WOMMA applauds the FTC decision to not take an official regulatory position on word-of-mouth marketing. Complainant Commercial Alert concedes defeat and calls it a "giant Christmas present." The FTC will evaluate situations on a case-by-case basis to determine if law enforcement action is necessary.
BzzAgent has 450,000 agents. Tremor has 230,000 teens. Vocalpoint has 450,000 moms. That’s 1,000,000+ potential WOM nodes out there. If one in a million agents don’t disclose their affiliation when buzzing, who’s at fault (i.e. who gets sued)? The agent, network, media agency, and/or sponsoring firm?
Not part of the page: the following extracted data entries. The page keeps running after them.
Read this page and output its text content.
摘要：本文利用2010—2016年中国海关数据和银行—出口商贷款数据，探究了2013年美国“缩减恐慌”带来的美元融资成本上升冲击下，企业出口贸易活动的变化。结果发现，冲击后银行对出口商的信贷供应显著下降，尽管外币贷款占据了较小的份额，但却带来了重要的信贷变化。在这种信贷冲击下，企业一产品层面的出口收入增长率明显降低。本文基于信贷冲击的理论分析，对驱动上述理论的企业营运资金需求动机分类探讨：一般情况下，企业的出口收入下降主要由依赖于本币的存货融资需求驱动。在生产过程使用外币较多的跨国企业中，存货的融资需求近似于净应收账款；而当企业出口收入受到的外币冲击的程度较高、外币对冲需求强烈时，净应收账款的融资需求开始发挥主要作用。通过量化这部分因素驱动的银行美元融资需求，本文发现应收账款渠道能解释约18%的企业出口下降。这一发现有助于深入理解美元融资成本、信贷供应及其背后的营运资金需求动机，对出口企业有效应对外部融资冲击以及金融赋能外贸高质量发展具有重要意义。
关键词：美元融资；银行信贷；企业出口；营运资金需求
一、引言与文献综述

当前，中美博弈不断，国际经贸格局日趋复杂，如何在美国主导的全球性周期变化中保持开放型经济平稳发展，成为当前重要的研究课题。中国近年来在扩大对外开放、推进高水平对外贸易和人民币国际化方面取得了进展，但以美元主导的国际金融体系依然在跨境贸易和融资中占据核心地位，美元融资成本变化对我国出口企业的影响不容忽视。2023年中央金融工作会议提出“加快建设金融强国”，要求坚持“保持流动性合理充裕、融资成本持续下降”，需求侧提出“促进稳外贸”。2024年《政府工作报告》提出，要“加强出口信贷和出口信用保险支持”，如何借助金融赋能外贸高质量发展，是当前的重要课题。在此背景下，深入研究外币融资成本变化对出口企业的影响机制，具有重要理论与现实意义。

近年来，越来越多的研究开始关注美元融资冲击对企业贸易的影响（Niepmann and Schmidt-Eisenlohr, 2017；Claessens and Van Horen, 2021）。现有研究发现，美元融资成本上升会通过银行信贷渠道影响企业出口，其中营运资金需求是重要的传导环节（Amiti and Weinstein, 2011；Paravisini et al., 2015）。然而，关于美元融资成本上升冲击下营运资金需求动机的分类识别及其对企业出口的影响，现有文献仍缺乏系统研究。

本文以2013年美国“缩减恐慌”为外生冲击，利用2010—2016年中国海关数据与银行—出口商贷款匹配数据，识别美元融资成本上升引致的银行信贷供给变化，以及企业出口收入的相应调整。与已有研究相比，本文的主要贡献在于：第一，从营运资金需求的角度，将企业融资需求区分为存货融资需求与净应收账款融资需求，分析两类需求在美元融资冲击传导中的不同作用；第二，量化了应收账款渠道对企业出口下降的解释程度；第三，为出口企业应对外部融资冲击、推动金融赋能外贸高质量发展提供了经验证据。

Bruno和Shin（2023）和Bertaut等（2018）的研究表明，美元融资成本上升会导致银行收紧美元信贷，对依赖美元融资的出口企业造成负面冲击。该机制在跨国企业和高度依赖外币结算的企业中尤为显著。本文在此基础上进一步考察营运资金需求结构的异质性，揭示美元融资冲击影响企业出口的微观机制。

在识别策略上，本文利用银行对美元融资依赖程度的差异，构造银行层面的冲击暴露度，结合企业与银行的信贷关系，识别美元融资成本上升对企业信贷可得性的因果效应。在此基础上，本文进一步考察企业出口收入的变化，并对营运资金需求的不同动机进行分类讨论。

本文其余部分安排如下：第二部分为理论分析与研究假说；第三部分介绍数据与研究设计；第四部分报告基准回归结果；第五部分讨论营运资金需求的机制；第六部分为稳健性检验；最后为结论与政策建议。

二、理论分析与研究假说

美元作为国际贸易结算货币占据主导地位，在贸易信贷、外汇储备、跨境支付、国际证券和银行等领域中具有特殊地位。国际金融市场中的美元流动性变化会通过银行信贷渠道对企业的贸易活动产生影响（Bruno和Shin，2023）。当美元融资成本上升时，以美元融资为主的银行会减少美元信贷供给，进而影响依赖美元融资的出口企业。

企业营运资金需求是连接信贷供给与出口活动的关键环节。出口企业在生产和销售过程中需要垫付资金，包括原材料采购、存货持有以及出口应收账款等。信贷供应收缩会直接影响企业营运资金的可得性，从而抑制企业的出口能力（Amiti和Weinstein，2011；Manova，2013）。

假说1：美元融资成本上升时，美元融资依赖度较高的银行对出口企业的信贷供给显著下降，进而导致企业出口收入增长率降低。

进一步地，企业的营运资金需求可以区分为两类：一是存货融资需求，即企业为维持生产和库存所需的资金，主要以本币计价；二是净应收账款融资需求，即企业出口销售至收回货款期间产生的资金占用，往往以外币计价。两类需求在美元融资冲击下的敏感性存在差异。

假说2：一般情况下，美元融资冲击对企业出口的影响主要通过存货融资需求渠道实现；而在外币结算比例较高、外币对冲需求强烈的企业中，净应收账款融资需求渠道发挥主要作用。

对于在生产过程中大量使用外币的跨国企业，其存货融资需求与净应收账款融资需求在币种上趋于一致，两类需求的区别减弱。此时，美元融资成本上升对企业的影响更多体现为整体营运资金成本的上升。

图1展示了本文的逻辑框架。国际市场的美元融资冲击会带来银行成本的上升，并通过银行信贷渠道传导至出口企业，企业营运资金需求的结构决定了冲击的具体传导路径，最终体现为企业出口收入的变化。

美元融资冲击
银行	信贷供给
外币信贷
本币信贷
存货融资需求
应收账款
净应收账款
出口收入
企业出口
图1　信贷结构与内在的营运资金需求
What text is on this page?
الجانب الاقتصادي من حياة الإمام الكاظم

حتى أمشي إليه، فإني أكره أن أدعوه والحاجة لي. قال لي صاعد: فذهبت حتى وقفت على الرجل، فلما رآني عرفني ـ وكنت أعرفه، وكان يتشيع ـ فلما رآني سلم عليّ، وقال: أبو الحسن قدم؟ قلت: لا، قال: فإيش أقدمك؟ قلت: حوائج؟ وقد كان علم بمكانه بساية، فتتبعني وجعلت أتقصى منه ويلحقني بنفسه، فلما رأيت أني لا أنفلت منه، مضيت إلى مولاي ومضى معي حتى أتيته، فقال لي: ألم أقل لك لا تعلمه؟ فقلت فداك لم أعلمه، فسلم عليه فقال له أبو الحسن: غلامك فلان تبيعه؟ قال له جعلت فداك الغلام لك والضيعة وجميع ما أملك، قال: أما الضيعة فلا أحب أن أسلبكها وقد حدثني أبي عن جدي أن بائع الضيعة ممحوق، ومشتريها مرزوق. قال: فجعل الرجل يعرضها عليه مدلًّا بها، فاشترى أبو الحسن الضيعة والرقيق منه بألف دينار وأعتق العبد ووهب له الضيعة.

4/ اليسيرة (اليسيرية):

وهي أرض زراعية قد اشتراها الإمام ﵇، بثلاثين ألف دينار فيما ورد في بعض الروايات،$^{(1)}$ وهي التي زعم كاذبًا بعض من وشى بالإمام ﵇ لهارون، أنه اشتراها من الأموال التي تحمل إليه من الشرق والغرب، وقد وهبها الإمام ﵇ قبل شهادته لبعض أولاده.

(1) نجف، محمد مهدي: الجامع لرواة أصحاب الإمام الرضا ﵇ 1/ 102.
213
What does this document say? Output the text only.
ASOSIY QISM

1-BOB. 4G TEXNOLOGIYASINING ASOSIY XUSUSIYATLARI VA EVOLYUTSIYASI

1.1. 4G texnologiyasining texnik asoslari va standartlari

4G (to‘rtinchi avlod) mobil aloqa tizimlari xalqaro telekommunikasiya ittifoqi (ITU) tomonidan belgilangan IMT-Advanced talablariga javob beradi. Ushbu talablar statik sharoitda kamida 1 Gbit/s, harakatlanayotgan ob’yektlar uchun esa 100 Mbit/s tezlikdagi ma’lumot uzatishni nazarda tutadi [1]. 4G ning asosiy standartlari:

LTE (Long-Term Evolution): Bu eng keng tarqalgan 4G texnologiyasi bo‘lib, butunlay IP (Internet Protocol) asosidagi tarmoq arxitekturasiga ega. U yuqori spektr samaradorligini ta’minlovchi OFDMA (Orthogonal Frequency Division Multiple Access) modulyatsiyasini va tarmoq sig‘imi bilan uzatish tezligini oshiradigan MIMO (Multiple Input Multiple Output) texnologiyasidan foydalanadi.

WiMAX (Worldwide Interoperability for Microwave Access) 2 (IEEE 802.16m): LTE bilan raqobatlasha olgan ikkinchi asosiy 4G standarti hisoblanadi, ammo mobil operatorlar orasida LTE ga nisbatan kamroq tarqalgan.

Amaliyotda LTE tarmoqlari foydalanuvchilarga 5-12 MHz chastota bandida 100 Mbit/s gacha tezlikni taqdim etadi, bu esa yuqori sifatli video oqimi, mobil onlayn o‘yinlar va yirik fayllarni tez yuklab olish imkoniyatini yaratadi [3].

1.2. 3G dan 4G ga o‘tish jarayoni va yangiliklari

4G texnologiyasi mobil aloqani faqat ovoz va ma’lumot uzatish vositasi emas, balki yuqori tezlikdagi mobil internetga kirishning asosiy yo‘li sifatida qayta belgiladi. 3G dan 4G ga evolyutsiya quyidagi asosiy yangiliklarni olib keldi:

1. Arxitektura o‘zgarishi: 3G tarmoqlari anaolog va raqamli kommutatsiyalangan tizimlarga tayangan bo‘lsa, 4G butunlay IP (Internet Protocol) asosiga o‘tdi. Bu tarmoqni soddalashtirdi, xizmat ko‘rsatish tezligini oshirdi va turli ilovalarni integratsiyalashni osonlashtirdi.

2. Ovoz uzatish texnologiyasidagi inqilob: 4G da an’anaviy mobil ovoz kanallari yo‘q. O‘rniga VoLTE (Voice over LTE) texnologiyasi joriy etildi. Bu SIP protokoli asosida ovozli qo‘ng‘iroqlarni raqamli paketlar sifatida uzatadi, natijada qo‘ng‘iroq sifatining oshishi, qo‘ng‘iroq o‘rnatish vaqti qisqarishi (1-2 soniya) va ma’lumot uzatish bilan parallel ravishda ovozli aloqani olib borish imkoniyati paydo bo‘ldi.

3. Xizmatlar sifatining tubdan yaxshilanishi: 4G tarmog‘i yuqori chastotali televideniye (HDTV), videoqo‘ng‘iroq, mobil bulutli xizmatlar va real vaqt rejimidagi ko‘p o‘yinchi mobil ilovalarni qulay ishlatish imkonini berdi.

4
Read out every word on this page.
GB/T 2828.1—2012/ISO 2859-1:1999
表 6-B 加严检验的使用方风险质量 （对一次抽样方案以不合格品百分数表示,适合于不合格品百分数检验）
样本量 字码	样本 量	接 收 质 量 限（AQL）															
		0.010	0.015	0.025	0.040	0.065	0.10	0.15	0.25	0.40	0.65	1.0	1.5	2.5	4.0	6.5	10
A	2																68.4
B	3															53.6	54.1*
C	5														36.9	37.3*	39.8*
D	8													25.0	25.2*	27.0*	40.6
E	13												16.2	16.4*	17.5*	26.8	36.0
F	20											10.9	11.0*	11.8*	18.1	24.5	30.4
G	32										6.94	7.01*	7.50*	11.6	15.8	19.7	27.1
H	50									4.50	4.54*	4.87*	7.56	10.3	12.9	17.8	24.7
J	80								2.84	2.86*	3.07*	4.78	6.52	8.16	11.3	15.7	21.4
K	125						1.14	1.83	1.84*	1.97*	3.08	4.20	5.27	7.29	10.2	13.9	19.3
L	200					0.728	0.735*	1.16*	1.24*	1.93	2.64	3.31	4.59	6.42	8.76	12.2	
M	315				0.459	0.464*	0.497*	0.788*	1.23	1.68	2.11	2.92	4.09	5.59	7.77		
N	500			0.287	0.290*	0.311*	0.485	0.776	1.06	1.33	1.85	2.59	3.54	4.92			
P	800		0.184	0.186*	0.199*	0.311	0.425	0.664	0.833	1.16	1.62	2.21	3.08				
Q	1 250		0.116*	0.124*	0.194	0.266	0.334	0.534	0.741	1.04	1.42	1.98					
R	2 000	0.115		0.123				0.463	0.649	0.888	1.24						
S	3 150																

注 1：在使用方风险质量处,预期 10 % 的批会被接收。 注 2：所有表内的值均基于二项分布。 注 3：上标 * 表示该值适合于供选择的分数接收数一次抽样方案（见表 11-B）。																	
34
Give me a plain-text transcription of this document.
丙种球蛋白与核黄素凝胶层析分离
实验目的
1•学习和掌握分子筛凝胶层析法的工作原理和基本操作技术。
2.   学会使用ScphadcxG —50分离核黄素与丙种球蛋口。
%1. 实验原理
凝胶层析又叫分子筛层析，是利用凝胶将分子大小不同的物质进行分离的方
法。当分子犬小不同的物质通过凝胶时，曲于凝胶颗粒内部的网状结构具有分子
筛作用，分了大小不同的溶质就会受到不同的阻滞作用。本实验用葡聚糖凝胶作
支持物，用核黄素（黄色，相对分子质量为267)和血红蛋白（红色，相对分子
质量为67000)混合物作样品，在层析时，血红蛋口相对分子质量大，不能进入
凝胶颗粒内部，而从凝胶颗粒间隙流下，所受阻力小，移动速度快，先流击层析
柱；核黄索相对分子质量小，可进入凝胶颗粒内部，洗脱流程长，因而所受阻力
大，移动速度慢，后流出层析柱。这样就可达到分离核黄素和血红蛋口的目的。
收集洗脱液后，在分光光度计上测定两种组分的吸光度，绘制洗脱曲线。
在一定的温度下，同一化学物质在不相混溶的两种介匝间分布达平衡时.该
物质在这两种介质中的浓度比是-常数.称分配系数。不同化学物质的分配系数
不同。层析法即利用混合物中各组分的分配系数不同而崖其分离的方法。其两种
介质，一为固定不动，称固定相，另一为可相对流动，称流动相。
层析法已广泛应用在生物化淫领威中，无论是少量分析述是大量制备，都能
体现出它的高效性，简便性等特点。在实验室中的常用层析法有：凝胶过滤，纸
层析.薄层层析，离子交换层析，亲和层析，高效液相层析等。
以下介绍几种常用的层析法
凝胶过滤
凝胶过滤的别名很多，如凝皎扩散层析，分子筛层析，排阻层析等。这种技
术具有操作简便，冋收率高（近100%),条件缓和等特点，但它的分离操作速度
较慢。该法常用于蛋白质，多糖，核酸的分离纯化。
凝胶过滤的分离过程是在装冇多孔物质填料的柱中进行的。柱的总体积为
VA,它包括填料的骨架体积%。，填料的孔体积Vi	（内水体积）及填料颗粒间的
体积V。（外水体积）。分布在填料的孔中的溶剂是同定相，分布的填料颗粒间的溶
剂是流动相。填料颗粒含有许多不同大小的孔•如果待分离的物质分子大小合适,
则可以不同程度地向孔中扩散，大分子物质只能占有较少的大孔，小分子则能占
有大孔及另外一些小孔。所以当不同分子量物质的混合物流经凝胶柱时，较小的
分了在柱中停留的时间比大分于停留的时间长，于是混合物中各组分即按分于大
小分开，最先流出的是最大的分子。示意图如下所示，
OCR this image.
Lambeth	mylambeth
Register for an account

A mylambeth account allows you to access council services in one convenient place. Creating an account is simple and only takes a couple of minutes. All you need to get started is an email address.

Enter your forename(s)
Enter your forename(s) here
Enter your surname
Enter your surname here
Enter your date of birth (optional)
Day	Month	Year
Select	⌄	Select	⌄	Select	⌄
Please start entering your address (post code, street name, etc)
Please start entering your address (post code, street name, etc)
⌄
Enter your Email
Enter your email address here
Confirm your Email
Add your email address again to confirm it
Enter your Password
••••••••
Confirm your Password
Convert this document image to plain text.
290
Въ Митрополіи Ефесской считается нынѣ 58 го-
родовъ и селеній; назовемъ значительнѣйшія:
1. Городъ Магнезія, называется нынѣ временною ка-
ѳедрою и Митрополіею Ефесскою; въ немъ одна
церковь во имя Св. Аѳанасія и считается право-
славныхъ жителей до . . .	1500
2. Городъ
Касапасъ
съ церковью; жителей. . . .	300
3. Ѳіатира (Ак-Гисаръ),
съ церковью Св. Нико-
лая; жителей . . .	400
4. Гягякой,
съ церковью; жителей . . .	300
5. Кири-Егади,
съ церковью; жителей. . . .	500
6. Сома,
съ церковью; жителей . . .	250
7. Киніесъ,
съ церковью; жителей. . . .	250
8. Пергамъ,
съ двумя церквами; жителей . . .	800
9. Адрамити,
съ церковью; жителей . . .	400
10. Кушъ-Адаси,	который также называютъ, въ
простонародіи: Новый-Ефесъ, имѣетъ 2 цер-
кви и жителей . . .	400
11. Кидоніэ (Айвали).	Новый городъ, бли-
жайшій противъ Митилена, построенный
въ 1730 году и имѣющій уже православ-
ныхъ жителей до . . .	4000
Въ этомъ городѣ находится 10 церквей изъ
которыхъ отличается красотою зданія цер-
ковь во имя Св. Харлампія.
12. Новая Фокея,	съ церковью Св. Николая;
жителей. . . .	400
More importantly, who files the complaints? The burden of action falls to consumers – and a backlash against WOM doesn’t seem imminent. One solution? A network of "anti-WOM" agents that would actively question when buzzed and take action to report disclosure or lack thereof. But there’s no money in this direction to fund such an effort and I’d bet that the demographics of those who’d voluntarily support such a cause diverge wildly from existing agent networks.
Otherwise, without Bones- or House-type forensics, enforcement will be nearly impossible outside of a closed-loop system, e.g. online. You can track spam, flogs, and phishing – but not person-to-person non-disclosure.